About Us

Interwoven Textiles is a locally-owned and operated weaving company located in Whitecourt, Alberta, Canada.  You may have heard someone say that they started a business because they were following a dream.  In my case, this is literally what happened!  I didn't actually start the business as a dream, rather I started weaving because I had a dream.  

It all started way back when I was a little boy growing up in northern Alberta.  My great grandmother on my father's side was from the 'old country' - Poland.  She and my great grandfather emigrated to Canada and settled near Woking, a small hamlet located in northern Alberta where they set up a homestead and began farming.  My great grandfather died before I was born so never knew him.  My first memories of Baba (grandmother in the Ukrainian language) were of her in her tiny home in the hamlet of Woking.  She only spoke Ukrainian and I could only speak a few words of Ukrainian so we never really conversed in the conventional sense.  There, I remember her weaving rag rugs made from scraps of old material - old shirts, trousers, denim jeans, blouses, etc..  I always remember having her rugs around the house and therefore, the constant request for 'more rags' so she could continue making rugs.  
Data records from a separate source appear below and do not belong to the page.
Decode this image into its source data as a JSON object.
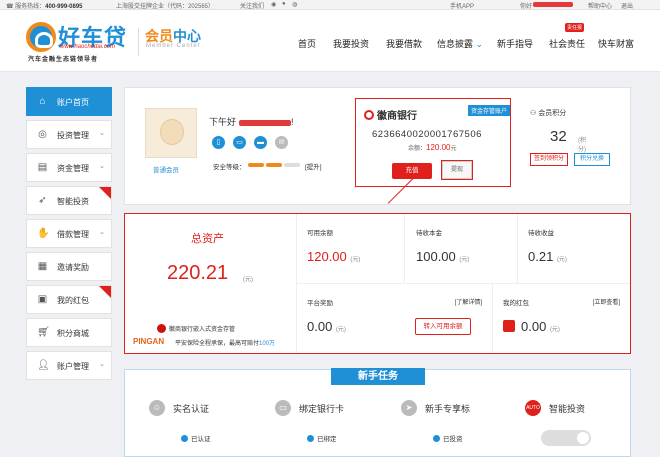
{
  "topbar": {
    "hotline_label": "服务热线：",
    "hotline": "400-999-0895",
    "listed": "上海股交挂牌企业（代码：202565）",
    "follow": "关注我们",
    "mobile_app": "手机APP",
    "greeting": "你好",
    "help": "帮助中心",
    "logout": "退出"
  },
  "header": {
    "logo_text": "好车贷",
    "logo_url": "www.haochedai.com",
    "slogan": "汽车金融生态链领导者",
    "member_center_1": "会员",
    "member_center_2": "中心",
    "member_center_en": "Member Center",
    "nav": [
      "首页",
      "我要投资",
      "我要借款",
      "信息披露",
      "新手指导",
      "社会责任",
      "快车财富"
    ],
    "nav_badge": "责任报"
  },
  "sidebar": {
    "items": [
      {
        "label": "账户首页",
        "icon": "home-icon"
      },
      {
        "label": "投资管理",
        "icon": "coins-icon"
      },
      {
        "label": "资金管理",
        "icon": "document-icon"
      },
      {
        "label": "智能投资",
        "icon": "rocket-icon"
      },
      {
        "label": "借款管理",
        "icon": "hand-coin-icon"
      },
      {
        "label": "邀请奖励",
        "icon": "gift-icon"
      },
      {
        "label": "我的红包",
        "icon": "red-envelope-icon"
      },
      {
        "label": "积分商城",
        "icon": "cart-icon"
      },
      {
        "label": "账户管理",
        "icon": "user-icon"
      }
    ]
  },
  "user": {
    "greeting": "下午好",
    "greeting_suffix": "!",
    "member_type": "普通会员",
    "safety_label": "安全等级：",
    "upgrade": "[提升]"
  },
  "bank_card": {
    "bank_name": "徽商银行",
    "tag": "资金存管账户",
    "card_no": "6236640020001767506",
    "balance_label": "余额：",
    "balance": "120.00",
    "balance_unit": "元",
    "recharge": "充值",
    "withdraw": "提现"
  },
  "points": {
    "label": "会员积分",
    "value": "32",
    "unit": "(积分)",
    "sign_btn": "签到领积分",
    "exchange_btn": "积分兑换"
  },
  "assets": {
    "total_label": "总资产",
    "total_value": "220.21",
    "unit": "(元)",
    "bank_line": "徽商银行嵌入式资金存管",
    "pingan_logo": "PINGAN",
    "pingan_text": "平安保险全程承保，最高可赔付",
    "pingan_amount": "100万",
    "available_label": "可用余额",
    "available_value": "120.00",
    "principal_label": "待收本金",
    "principal_value": "100.00",
    "income_label": "待收收益",
    "income_value": "0.21",
    "reward_label": "平台奖励",
    "reward_link": "[了解详情]",
    "reward_value": "0.00",
    "transfer_btn": "转入可用余额",
    "envelope_label": "我的红包",
    "envelope_link": "[立即查看]",
    "envelope_value": "0.00"
  },
  "tasks": {
    "title": "新手任务",
    "items": [
      {
        "name": "实名认证",
        "status": "已认证"
      },
      {
        "name": "绑定银行卡",
        "status": "已绑定"
      },
      {
        "name": "新手专享标",
        "status": "已投资"
      },
      {
        "name": "智能投资",
        "status": ""
      }
    ]
  }
}
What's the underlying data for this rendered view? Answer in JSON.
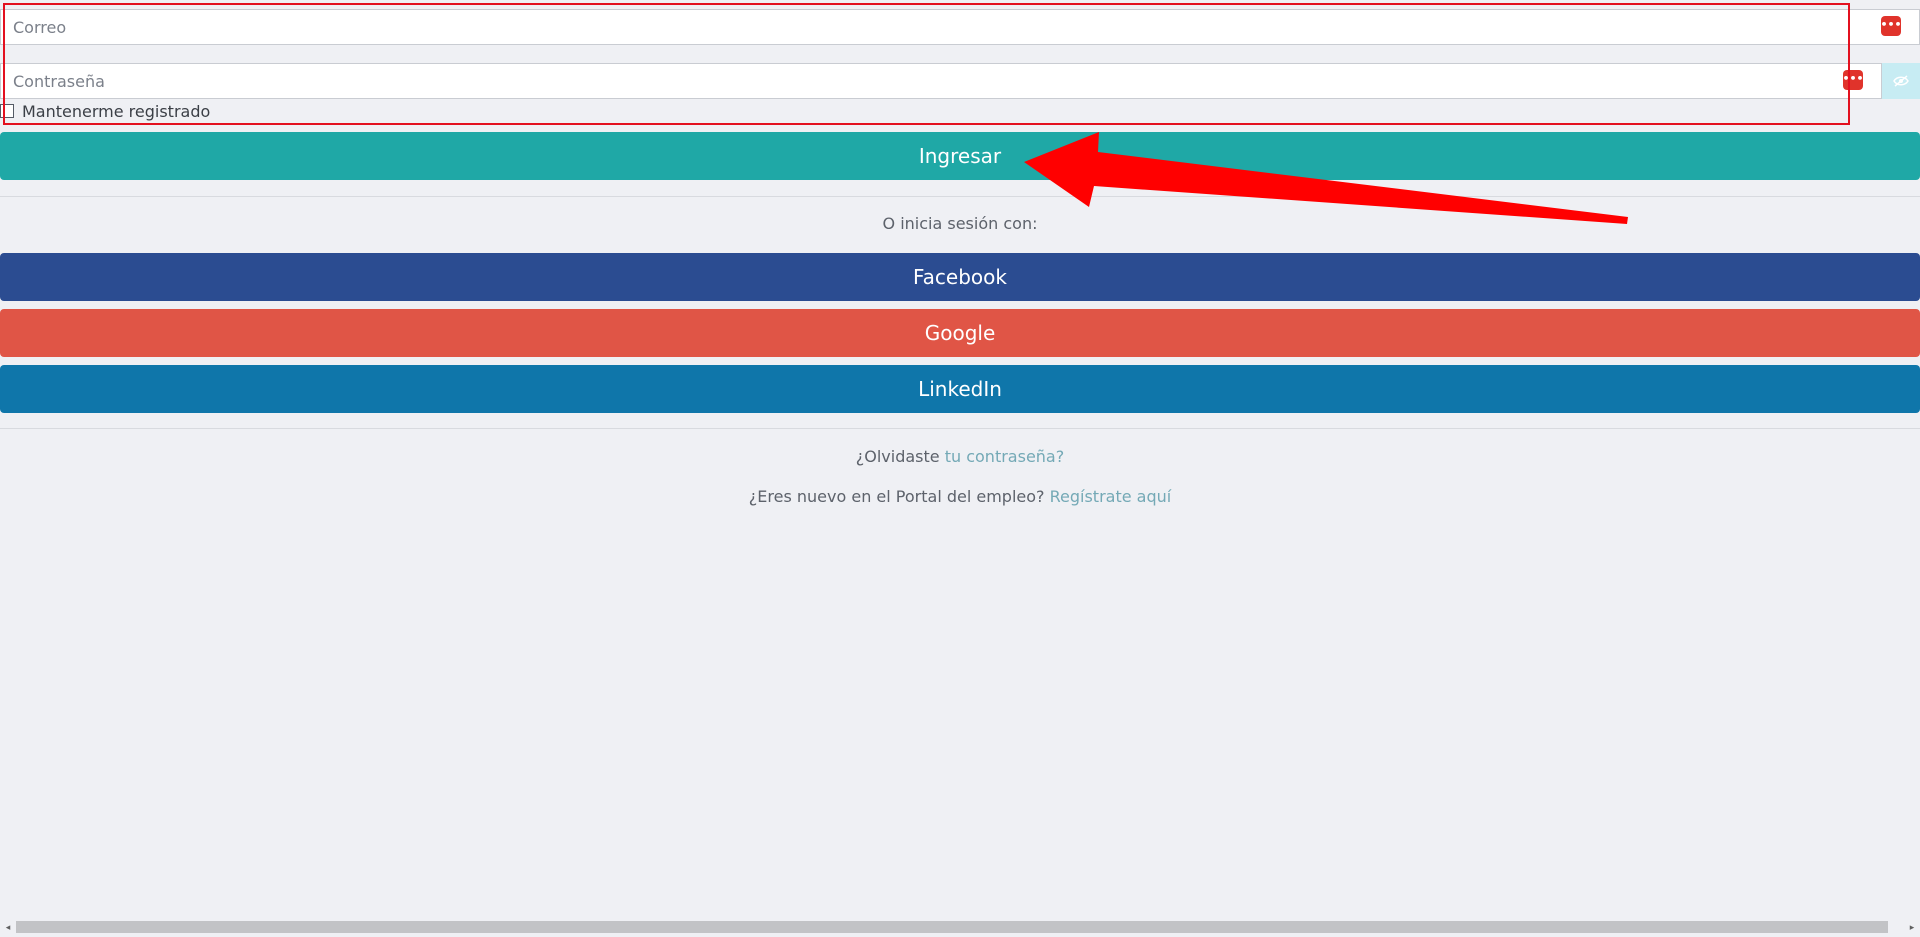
{
  "form": {
    "email_placeholder": "Correo",
    "password_placeholder": "Contraseña",
    "remember_label": "Mantenerme registrado",
    "login_label": "Ingresar"
  },
  "social": {
    "intro": "O inicia sesión con:",
    "facebook_label": "Facebook",
    "google_label": "Google",
    "linkedin_label": "LinkedIn"
  },
  "links": {
    "forgot_prefix": "¿Olvidaste ",
    "forgot_link": "tu contraseña?",
    "register_prefix": "¿Eres nuevo en el Portal del empleo? ",
    "register_link": "Regístrate aquí"
  },
  "colors": {
    "login": "#1fa8a6",
    "facebook": "#2b4c91",
    "google": "#e05546",
    "linkedin": "#0f76aa",
    "annotation": "#ff0000"
  },
  "icons": {
    "password_manager": "password-manager-icon",
    "visibility_toggle": "eye-slash-icon"
  }
}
In time, Baba moved into the Pleasant View Senior's Lodge in Spirit River, Alberta where she continued to make her rugs.  She'd use a very simple wooden frame with nails hammered in at either end to wind her warp threads as the foundation for the rug.  She'd use sisal baling twine (what else would a farmer use?), which was fibrous and strong - perfect for making rugs!  She'd then use strips of cloth and wove the strips in between each strand of baling twine to make her signature rag rugs.  They lasted washing after washing from heavy use for years and years.  Sadly, I don't have any of her handmade rugs anymore.  Baba  passed away in 1982.

And then it happened.   In November of 2019, I had a dream about Baba and her rag rugs.  In the dream, Baba had just passed away and someone was making me feel really guilty that I didn't learn how to make rag rugs while she was still alive.  "What kind of a great grandson are you?  Why would you waste all that time when she was alive - you could have learned from her!  You know she would have loved to have spent more time with you and taught you how to make rag rugs."  Talk about waking up with incredible feelings of guilt and regret!  I couldn't let those feelings go no matter how hard I tried.

I'm a logical sort of fellow and I found myself quite surprised that I felt this incredible need to learn how to weave.  Oh, I tried to shrug the feeling off, thinking the feeling would pass.  It wouldn't.  Finally, I gave in and purchased a second hand floor loom and set about learning how to weave.

As a weaver, I'm self-taught having gleaned much from web-based resources and the books that I've purchased.  I wouldn't be where I am today without the help and guidance from my fellow weavers who are also members of a number of weaving guilds that I belong.  They have helped me with everything from winding a warp, sleying the reed, threading the heddles, tying on and beaming on the warp.  And how to read a weaving draft.

I know now that I love weaving.  I can't get enough of it.  I get antsy if I haven't woven in a few days.  What I used to fear about weaving I now embrace.  I used to think I wouldn't have the patience to weave - but I do!  The act of weaving is tactile, methodical, repetitive, and thoroughly satisfying.  Definitely therapeutic.  I'll never forget the first scarf I made.  Or the first tea towel. Or the frustrations I felt when threads broke before I even threw my first shuttle. Instead of giving up, I learned from those early mistakes.  And now I find myself wondering how I can learn more and more about weaving. So many weaving patterns and structures to learn - so much variety! There's a lifetime of knowledge out there just waiting for me to explore.  And all because of a silly dream. 

Thank you, Baba, for inspiring me.  I miss you.

Allan Shemanko
Intrepid Weaver and Owner, Interwoven Textiles.